I am going to paint it. I was actually just thinking about that, should I go ahead and put a coat on the 2x4 frame before I skin it? Just in case water gets in there and causes problems (maybe mold?)

Then, by that logic, I would need to go ahead and paint the inside face of the ply as well. Not a finishing coat, just something to prevent water damage. Good idea?
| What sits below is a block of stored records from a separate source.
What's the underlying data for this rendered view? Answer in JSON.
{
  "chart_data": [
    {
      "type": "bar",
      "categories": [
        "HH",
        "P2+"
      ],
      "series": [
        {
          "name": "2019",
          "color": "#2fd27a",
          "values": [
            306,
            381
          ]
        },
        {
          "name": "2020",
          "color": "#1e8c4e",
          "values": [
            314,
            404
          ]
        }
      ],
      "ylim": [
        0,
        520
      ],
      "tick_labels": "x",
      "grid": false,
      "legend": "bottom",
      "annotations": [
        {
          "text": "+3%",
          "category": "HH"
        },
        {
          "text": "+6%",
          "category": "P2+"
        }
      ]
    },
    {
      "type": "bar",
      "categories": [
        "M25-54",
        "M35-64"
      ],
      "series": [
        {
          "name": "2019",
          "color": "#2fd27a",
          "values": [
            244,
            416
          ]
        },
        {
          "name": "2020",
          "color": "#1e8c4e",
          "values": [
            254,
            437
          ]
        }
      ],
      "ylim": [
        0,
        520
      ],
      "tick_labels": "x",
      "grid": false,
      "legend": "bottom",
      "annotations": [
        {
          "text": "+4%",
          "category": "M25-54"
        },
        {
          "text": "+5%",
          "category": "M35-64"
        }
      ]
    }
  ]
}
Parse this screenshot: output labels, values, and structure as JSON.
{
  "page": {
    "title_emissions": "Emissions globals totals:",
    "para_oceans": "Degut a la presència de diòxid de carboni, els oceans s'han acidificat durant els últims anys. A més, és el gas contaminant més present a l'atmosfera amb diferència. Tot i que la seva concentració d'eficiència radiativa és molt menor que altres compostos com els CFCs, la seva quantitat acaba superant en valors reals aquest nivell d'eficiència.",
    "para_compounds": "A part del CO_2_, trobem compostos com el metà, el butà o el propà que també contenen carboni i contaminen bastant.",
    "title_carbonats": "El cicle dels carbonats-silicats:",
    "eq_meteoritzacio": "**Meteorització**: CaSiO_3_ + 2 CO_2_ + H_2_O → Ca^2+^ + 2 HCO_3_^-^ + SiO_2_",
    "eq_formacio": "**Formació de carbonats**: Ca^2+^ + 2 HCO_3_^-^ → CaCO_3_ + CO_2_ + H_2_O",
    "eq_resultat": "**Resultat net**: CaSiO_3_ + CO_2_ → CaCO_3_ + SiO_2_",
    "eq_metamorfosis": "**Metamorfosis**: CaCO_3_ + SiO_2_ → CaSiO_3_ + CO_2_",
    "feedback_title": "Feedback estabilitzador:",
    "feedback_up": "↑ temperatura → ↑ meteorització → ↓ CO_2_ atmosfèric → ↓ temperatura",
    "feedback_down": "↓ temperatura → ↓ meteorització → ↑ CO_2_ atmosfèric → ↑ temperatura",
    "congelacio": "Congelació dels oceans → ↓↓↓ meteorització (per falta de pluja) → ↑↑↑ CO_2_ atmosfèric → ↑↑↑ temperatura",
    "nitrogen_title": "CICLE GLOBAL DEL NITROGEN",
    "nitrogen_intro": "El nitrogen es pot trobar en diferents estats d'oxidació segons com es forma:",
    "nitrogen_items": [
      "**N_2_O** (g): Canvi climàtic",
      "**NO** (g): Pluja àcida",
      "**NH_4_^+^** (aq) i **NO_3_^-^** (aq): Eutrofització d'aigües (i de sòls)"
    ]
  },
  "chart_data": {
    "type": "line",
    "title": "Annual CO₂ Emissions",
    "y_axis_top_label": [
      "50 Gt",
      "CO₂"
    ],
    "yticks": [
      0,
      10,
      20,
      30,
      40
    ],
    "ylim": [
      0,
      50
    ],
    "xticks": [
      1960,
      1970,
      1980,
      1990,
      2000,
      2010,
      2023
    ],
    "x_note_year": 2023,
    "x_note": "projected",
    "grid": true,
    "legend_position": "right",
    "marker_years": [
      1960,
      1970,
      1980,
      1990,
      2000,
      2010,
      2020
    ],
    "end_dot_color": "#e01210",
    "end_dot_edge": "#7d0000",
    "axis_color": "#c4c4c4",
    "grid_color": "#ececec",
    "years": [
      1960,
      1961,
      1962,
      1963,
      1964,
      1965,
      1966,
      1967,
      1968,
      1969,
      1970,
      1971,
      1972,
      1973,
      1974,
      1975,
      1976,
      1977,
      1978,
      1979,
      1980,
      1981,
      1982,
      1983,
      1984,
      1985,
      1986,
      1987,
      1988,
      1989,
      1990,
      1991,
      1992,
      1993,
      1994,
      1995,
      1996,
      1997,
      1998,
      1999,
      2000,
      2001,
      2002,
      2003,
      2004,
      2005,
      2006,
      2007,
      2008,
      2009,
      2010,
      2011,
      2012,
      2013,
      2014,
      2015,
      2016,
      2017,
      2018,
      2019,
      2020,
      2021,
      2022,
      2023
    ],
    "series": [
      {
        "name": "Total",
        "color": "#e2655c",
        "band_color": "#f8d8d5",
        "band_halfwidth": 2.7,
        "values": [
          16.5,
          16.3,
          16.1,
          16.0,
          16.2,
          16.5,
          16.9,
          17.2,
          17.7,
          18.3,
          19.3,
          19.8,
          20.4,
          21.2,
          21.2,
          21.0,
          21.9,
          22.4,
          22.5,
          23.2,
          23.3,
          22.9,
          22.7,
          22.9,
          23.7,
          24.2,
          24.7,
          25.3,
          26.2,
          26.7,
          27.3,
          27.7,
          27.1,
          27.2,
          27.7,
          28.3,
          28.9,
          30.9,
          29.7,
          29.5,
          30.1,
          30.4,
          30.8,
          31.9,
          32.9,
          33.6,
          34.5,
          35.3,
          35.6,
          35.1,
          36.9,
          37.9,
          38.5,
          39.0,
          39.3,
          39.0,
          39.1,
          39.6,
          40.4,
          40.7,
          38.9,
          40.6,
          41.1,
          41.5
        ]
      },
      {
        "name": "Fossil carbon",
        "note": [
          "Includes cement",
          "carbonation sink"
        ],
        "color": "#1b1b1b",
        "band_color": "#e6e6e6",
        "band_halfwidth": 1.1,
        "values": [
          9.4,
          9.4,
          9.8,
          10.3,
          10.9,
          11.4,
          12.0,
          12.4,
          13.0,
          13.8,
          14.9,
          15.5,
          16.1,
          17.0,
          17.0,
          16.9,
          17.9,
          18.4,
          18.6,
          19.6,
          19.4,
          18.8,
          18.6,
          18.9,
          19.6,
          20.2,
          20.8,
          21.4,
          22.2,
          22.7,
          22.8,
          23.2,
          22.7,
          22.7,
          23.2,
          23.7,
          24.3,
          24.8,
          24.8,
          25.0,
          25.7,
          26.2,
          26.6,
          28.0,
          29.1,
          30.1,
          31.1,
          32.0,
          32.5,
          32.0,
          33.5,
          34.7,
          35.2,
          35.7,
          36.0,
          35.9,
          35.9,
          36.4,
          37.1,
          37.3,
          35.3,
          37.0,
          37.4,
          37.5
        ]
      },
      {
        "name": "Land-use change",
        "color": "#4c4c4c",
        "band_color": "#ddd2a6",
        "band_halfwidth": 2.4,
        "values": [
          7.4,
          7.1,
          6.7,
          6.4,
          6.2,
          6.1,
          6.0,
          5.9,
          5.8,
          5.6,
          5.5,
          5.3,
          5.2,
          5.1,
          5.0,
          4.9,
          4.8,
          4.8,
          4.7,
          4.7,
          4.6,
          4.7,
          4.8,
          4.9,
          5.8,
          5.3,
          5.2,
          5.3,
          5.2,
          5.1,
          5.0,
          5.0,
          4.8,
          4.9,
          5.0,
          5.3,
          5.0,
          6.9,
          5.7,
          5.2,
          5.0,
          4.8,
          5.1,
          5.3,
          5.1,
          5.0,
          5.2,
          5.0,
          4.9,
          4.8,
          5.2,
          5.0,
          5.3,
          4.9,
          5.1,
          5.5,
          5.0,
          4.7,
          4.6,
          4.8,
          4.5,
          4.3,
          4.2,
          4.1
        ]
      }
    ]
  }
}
The reason I decided to even build this stand is because I want a white stand, that covers the black base of the tank. The LED's that will hang over the tank are white as well. Plus I just like the look of a white stand over black, and a decent stain finish is pretty much out if the question for me at this point.;)
 
If the ply is warped, which most pine will be, I would screw from the outside. You always want to go through the softer wood first and secure it to the harder wood. 15 years of finished carpentry experience speaking here. Make sure if you are painting, which I assume you are going with the pine, that you put a good primer coat on everything then sand it all down. With the ply you might need two coats of primer, sanding after each. You are doing a great job, I think you will be able to dance on that stand when done, it look very strong/ sturdy.
 
NHannon8;891995 wrote: If the ply is warped, which most pine will be, I would screw from the outside. You always want to go through the softer wood first and secure it to the harder wood. 15 years of finished carpentry experience speaking here. Make sure if you are painting, which I assume you are going with the pine, that you put a good primer coat on everything then sand it all down. With the ply you might need two coats of primer, sanding after each. You are doing a great job, I think you will be able to dance on that stand when done, it look very strong/ sturdy.
Please explain.
 
Grouper, the softer wood is always the least dense and therefore the least stable material. The ability for the fastener to work is dependent on how much surface area is in contact with the fastener, whether it be a screw or nail, and the more dense the more contact. The head of the fastener, screw or nail, will hold the less stable material more effectively than the pointed end. I have seen plywood pull off of a nail or screw that is driven the opposite way through the 2x4 in less than a week. After going back and correctly fastening it, it has gone years without moving. I know this probably doesn't explain your questions completely, but it is one of those things that is passed down from Master Carpenter to Apprentice for as long as finished carpentry has been around. I can't count the number of times my Master Carpenter drilled this into my head while I apprenticed for 5 years with him.